En tant qu’écrivailleur, mes billets sont généralement trop long pour maintenir l’attention du public (mais c’est plus fort que moi et la taille de mes billets « de fon » est à peu près constante depuis que je tiens ce blog : deux pages et demie sous Word, j’en suis au début de la troisième). En plus, j’ai une fâcheuse tendance à ne pas formuler de conclusion à part en introduction (regardez ce billet, elle est en gras dans le titre). C’est une déformation professionnelle : on met les éléments clés en début des documents afin qu’ils soient lu par les décideurs (la fin des documents est d’ailleurs réservée à des annexes presque inutiles).

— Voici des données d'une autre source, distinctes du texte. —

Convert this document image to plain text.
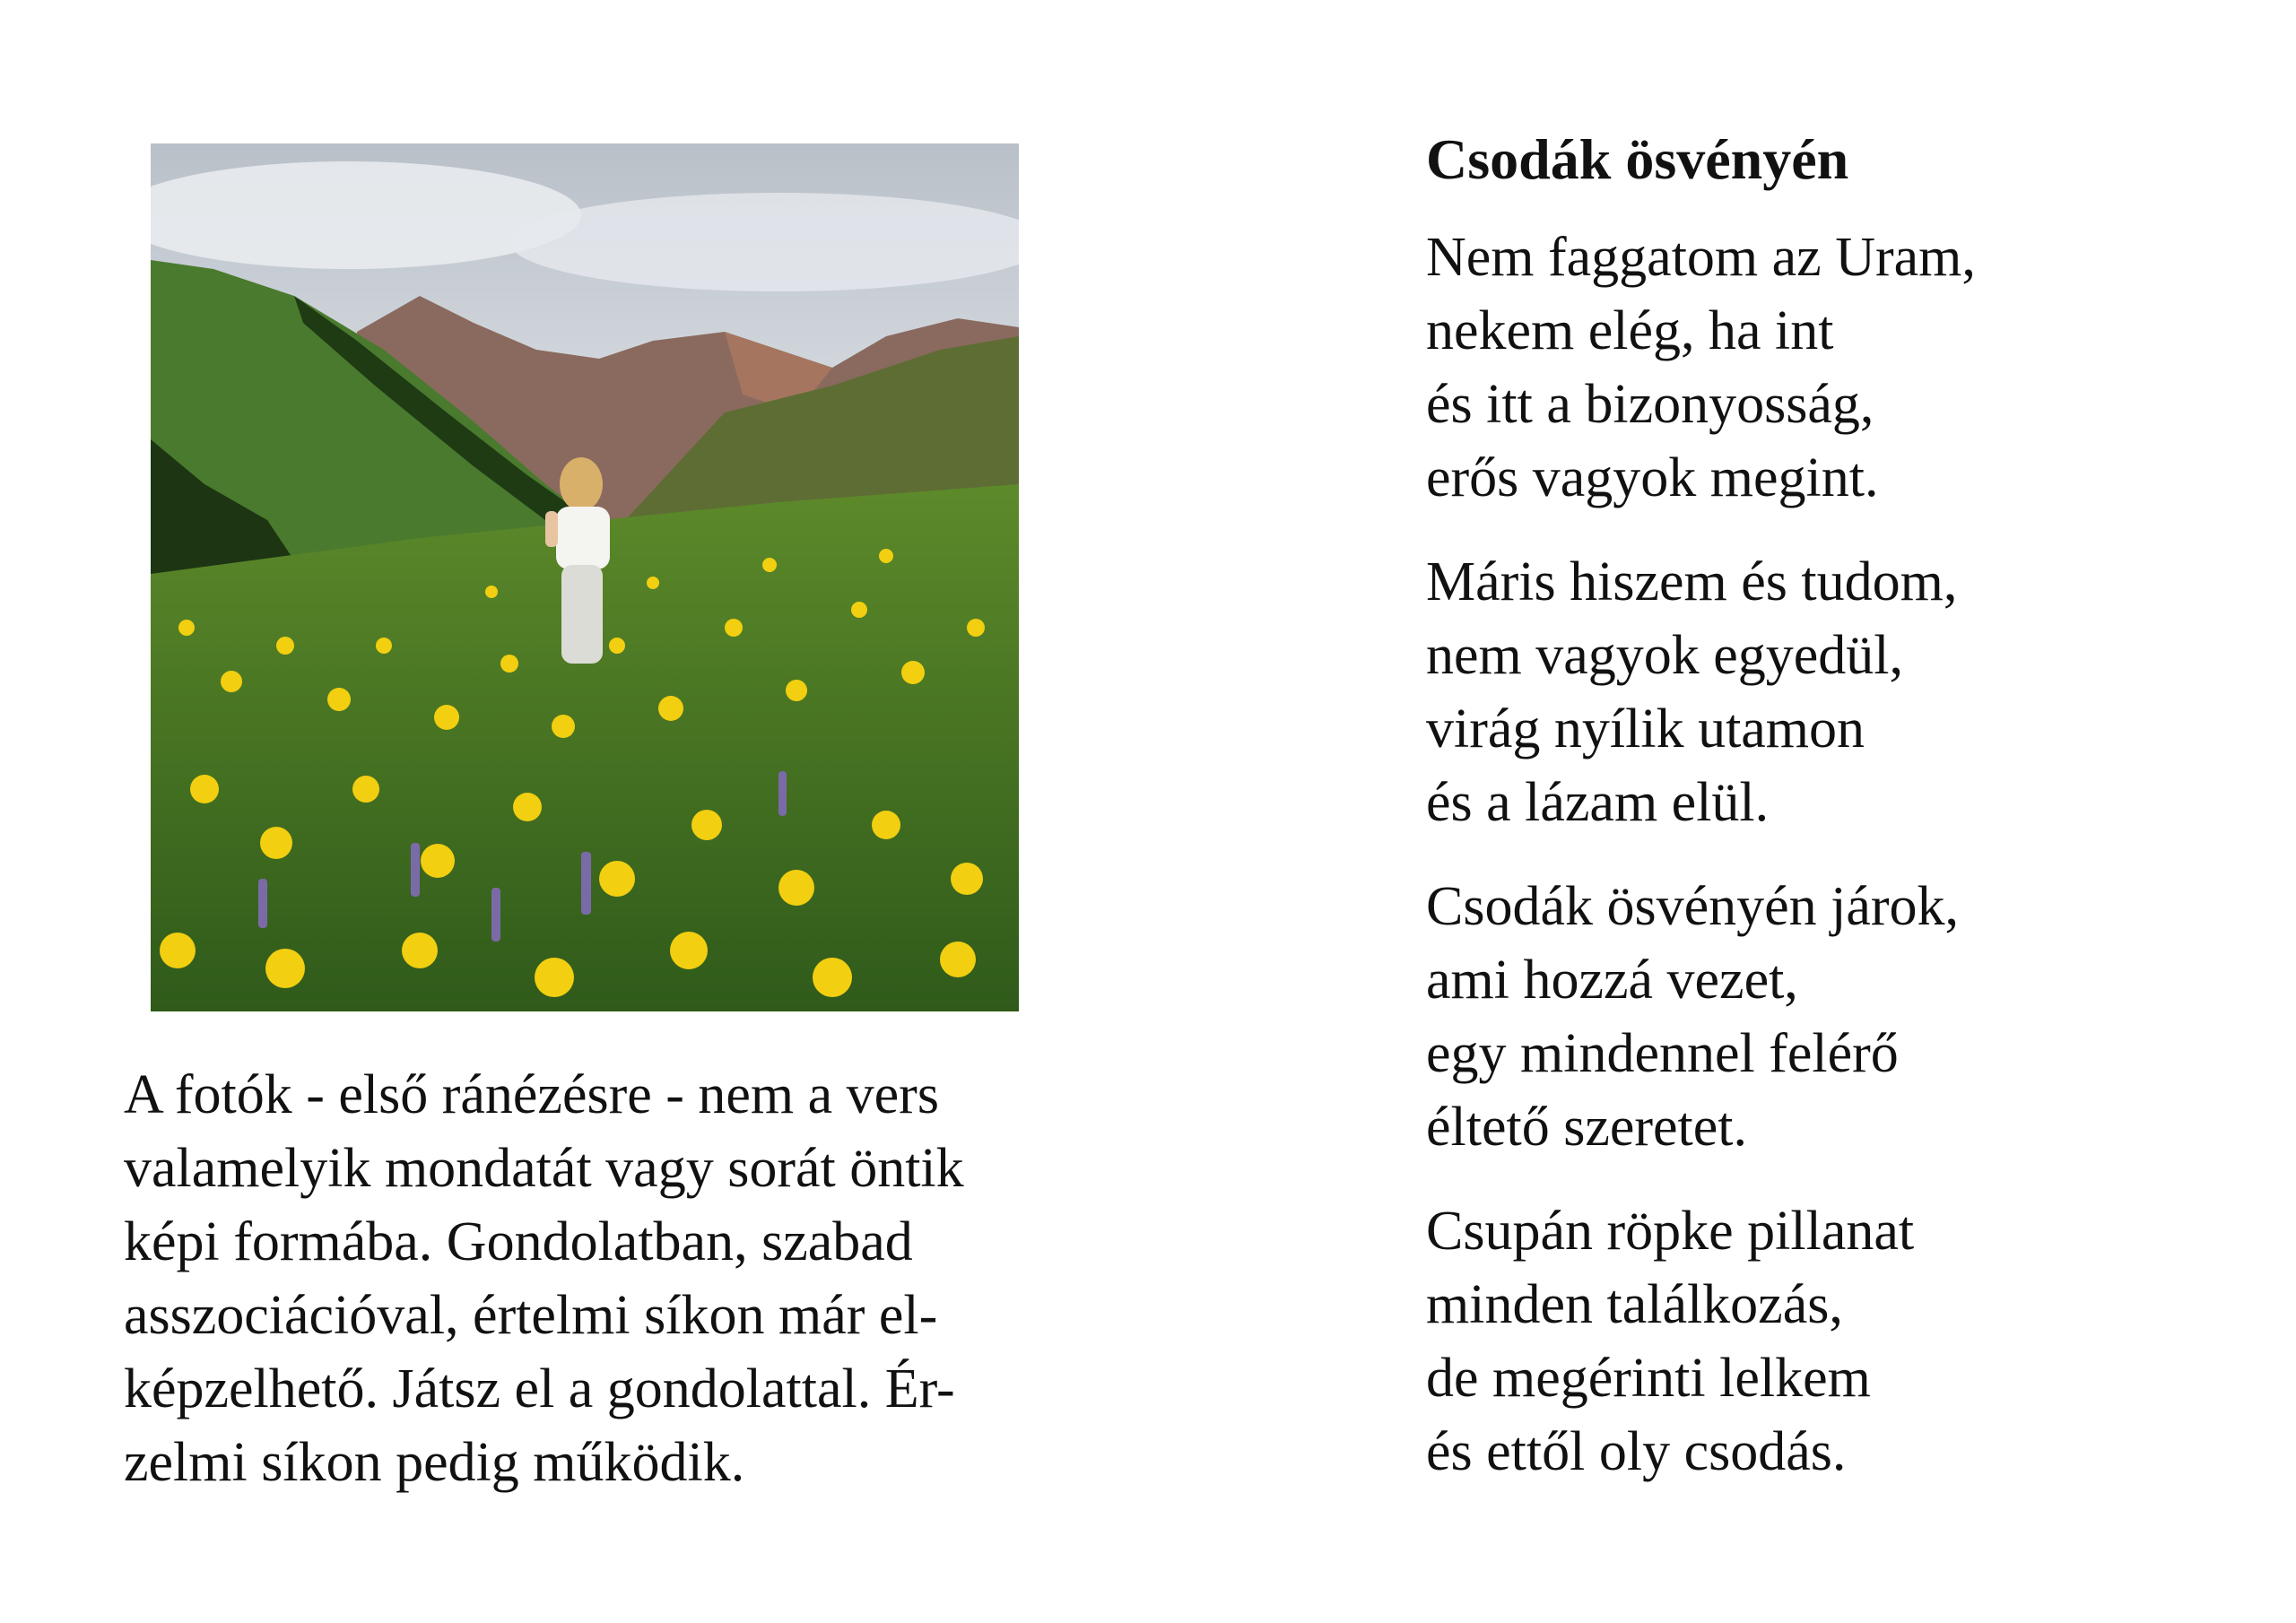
A fotók - első ránézésre - nem a vers
valamelyik mondatát vagy sorát öntik
képi formába. Gondolatban, szabad
asszociációval, értelmi síkon már el-
képzelhető. Játsz el a gondolattal. Ér-
zelmi síkon pedig működik.
Csodák ösvényén
Nem faggatom az Uram,
nekem elég, ha int
és itt a bizonyosság,
erős vagyok megint.
Máris hiszem és tudom,
nem vagyok egyedül,
virág nyílik utamon
és a lázam elül.
Csodák ösvényén járok,
ami hozzá vezet,
egy mindennel felérő
éltető szeretet.
Csupán röpke pillanat
minden találkozás,
de megérinti lelkem
és ettől oly csodás.
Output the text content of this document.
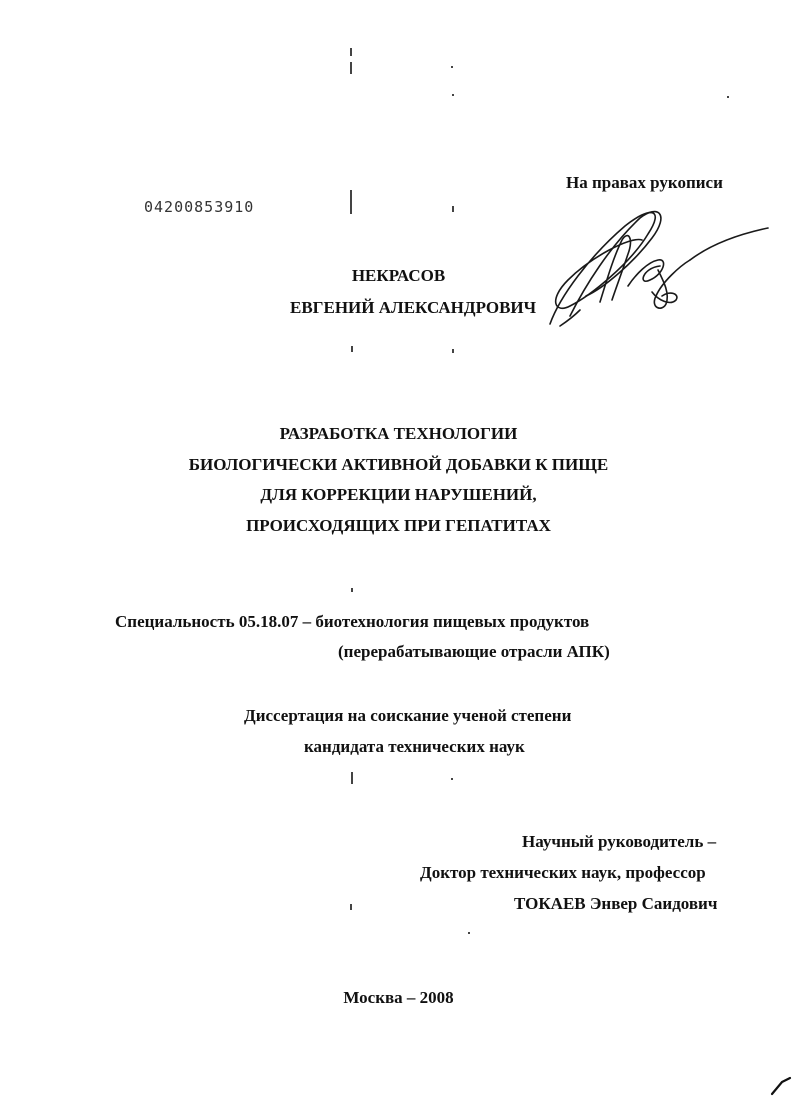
04200853910
На правах рукописи
НЕКРАСОВ
ЕВГЕНИЙ АЛЕКСАНДРОВИЧ
РАЗРАБОТКА ТЕХНОЛОГИИ
БИОЛОГИЧЕСКИ АКТИВНОЙ ДОБАВКИ К ПИЩЕ
ДЛЯ КОРРЕКЦИИ НАРУШЕНИЙ,
ПРОИСХОДЯЩИХ ПРИ ГЕПАТИТАХ
Специальность 05.18.07 – биотехнология пищевых продуктов
(перерабатывающие отрасли АПК)
Диссертация на соискание ученой степени
кандидата технических наук
Научный руководитель –
Доктор технических наук, профессор
ТОКАЕВ Энвер Саидович
Москва – 2008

En tant que lecteur, je ne pense pas être trop mauvais. Je lis tout et je l’assimile (je ne dis pas ça pour me vanter, voir plus bas). Par contre, quand je connais le rédacteur, ma lecture est déformée. Par exemple, dès que j’ai commencé celle du billet de Denis, ce matin, je me suis demandé à quel moment il allait parler du covid, des masques et des vaccins… Arrivé à ce stade, je me suis demandé quand il allait évoquer le nucléaire. Puis j’ai attendu qu’il parle des patelins de son coin et des subtilités administratives (c’est le thème de son billet) auxquelles je n’allais rien comprendre sans fournir un effort intellectuel. Je pourrais parler ainsi de chacun de mes potes blogueurs (même s’il en reste peu).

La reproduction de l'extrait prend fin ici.